Orthogonality of Legendre Polynomials from Jackson

[Demon117]

Hello all!

I am trying to work through and understand the derivation of the Legendre Polynomials from Jackson's Classical electrodynamics. I have reached a part that I cannot get through however. Jackson starts with the following orthogonality statement and jumps (as it seems) in his proof:

Equation 3.17 states:

[itex]\int P_{l'}[\frac{d}{dx} ([1-x^{2}]\frac{dP_{l}}{dx})+l(l+1)P_{l}(x)]dx=0[/itex]

He mentions integration by parts on the "first term" but I don't see how he gets to

Equation 3.18:

[itex]\int [(x^{2}-1)\frac{dP_{l}}{dx} \frac{dP_{l'}}{dx} +l(l+1)(P_{l'}(x)P_{l}(x))]dx=0[/itex]

I don't see this. Could someone please explain or give a hint to the intermediate step here? I'm afraid I just do not see it. Thanks.

 

[Born2bwire]

You understand integration by parts, yes? To wit,

[tex] \int udv = uv-\int vdu [/tex]

So by the chain rule we can also say

[tex] \int u \frac{dv}{dx}dx = uv-\int v \frac{du}{dx}dx [/tex]

So it is easy to see that [itex]u=P_{\ell'}[/itex] and [itex]v=\left[ \left(1-x^2\right)\frac{dP_\ell}{dx}\right][/itex]. In this manner we arrive at

[tex] \int_{-1}^1 P_{\ell'} \frac{d}{dx} \left[ \left(1-x^2\right)\frac{dP_\ell}{dx}\right] dx = \left. P_{\ell'} \left[ \left(1-x^2\right)\frac{dP_\ell}{dx}\right] \right|^{x=1}_{x=-1} - \int_{-1}^1 \left[ \left(1-x^2\right)\frac{dP_\ell}{dx}\right] \frac{d P_{\ell'}}{dx} dx [/tex]

The first term works out to be zero obviously and thus we say that,

[tex] \int_{-1}^1 P_{\ell'} \frac{d}{dx} \left[ \left(1-x^2\right)\frac{dP_\ell}{dx}\right] dx = \int_{-1}^1 \left[ \left(x^2-1\right)\frac{dP_\ell}{dx}\right] \frac{d P_{\ell'}}{dx} dx [/tex]

 

[Demon117]

You understand integration by parts, yes? To wit,

[tex] \int udv = uv-\int vdu [/tex]

So by the chain rule we can also say

[tex] \int u \frac{dv}{dx}dx = uv-\int v \frac{du}{dx}dx [/tex]
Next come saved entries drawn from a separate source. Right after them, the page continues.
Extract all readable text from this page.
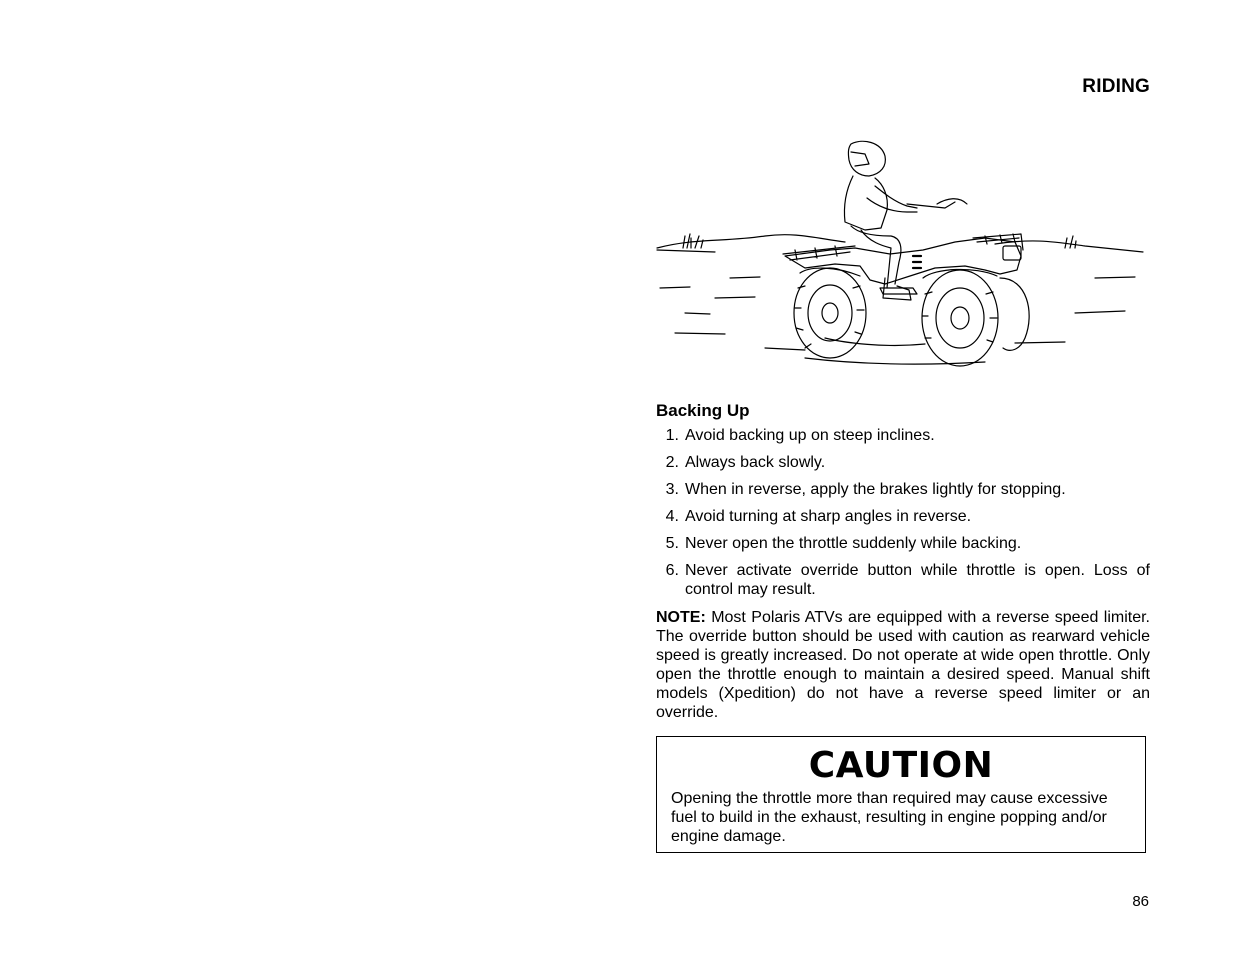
RIDING
Backing Up
1. Avoid backing up on steep inclines.
2. Always back slowly.
3. When in reverse, apply the brakes lightly for stopping.
4. Avoid turning at sharp angles in reverse.
5. Never open the throttle suddenly while backing.
6. Never activate override button while throttle is open. Loss of control may result.

NOTE: Most Polaris ATVs are equipped with a reverse speed limiter. The override button should be used with caution as rearward vehicle speed is greatly increased. Do not operate at wide open throttle. Only open the throttle enough to maintain a desired speed. Manual shift models (Xpedition) do not have a reverse speed limiter or an override.

CAUTION
Opening the throttle more than required may cause excessive fuel to build in the exhaust, resulting in engine popping and/or engine damage.
86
So it is easy to see that [itex]u=P_{\ell'}[/itex] and [itex]v=\left[ \left(1-x^2\right)\frac{dP_\ell}{dx}\right][/itex]. In this manner we arrive at

[tex] \int_{-1}^1 P_{\ell'} \frac{d}{dx} \left[ \left(1-x^2\right)\frac{dP_\ell}{dx}\right] dx = \left. P_{\ell'} \left[ \left(1-x^2\right)\frac{dP_\ell}{dx}\right] \right|^{x=1}_{x=-1} - \int_{-1}^1 \left[ \left(1-x^2\right)\frac{dP_\ell}{dx}\right] \frac{d P_{\ell'}}{dx} dx [/tex]

The first term works out to be zero obviously and thus we say that,

[tex] \int_{-1}^1 P_{\ell'} \frac{d}{dx} \left[ \left(1-x^2\right)\frac{dP_\ell}{dx}\right] dx = \int_{-1}^1 \left[ \left(x^2-1\right)\frac{dP_\ell}{dx}\right] \frac{d P_{\ell'}}{dx} dx [/tex]

Of course I understand Integration by parts, and in fact I just barely started it myself so this whole conversation is null. Thank you for your time, but I just had an aha! moment :) Sorry about that.